Yesterday’s vote saw a dramatic decrease in voter turnout over the 2004 election which swept Karzai to power, and scores of attacks were reported across the country, despite government efforts to keep the media from reporting on them.
The two pre-vote polls that were generally available (both funded by the US government) showed Karzai in the lead but with both he and Abdullah falling well short of the 50% needed to avoid a run-off election at some future date. At the same time, a dramatically uneven turnout and attempts to stuff the ballot box with extra votes, bought on the open market for around $8 a piece, are likely to make these polls less than useless in predicting the final outcome.
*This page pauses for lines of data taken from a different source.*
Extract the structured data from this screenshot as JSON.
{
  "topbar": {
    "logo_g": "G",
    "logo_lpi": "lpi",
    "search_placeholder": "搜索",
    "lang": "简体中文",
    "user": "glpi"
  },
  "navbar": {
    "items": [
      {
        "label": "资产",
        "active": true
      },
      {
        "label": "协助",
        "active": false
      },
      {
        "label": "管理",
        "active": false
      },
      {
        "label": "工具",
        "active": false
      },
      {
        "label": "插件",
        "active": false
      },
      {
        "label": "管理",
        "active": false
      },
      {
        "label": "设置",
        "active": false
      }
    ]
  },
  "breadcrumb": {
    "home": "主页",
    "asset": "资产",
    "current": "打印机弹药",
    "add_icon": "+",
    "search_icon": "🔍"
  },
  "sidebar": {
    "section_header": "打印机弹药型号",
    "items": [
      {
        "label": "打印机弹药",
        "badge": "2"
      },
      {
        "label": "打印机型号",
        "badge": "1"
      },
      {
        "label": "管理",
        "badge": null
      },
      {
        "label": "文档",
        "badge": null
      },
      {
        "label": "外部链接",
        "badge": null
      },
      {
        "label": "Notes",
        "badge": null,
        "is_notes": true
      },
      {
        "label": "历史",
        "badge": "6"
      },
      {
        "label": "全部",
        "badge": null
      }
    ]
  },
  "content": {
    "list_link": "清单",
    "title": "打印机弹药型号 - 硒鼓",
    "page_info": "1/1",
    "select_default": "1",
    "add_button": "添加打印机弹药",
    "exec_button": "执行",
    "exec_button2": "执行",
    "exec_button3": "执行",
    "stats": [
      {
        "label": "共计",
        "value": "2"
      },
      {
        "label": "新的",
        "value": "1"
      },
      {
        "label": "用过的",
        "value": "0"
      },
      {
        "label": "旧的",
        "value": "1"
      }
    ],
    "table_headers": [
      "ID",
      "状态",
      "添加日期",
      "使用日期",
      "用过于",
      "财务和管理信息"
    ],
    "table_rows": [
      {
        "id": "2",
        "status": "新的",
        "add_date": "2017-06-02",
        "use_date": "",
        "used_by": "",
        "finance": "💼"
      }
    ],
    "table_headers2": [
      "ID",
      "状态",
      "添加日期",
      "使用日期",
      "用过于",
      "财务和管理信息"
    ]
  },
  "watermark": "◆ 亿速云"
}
No matter who "wins" the election, both Abdullah and Karzai are seen by the people as puppets of the U.S. In addition, Abdullah, as was his benefactor Ahmad Shah Massoud, were and are on the respective payrolls of Russia and Iran. All during the war with the USSR, Massoud, Abdullah and to a lesser degree Hamid Karzai were collaborating with the Soviet 40th Army. and representing the interests of Tehran. Though Massoud and Abdullah were the darlings of Agence France Presse, BBC and the Wall Street Journal, their real-world profiles can be reviewed in the respective memoirs of top Soviet officials such as Gen. Boris Gromov, Commander 40th Army, Army Chief of Staff General Varennikov and his deputy General A.A. Liakhovskii. Given their records, the candidates therefore do not hold much if any promise for the Afghan people.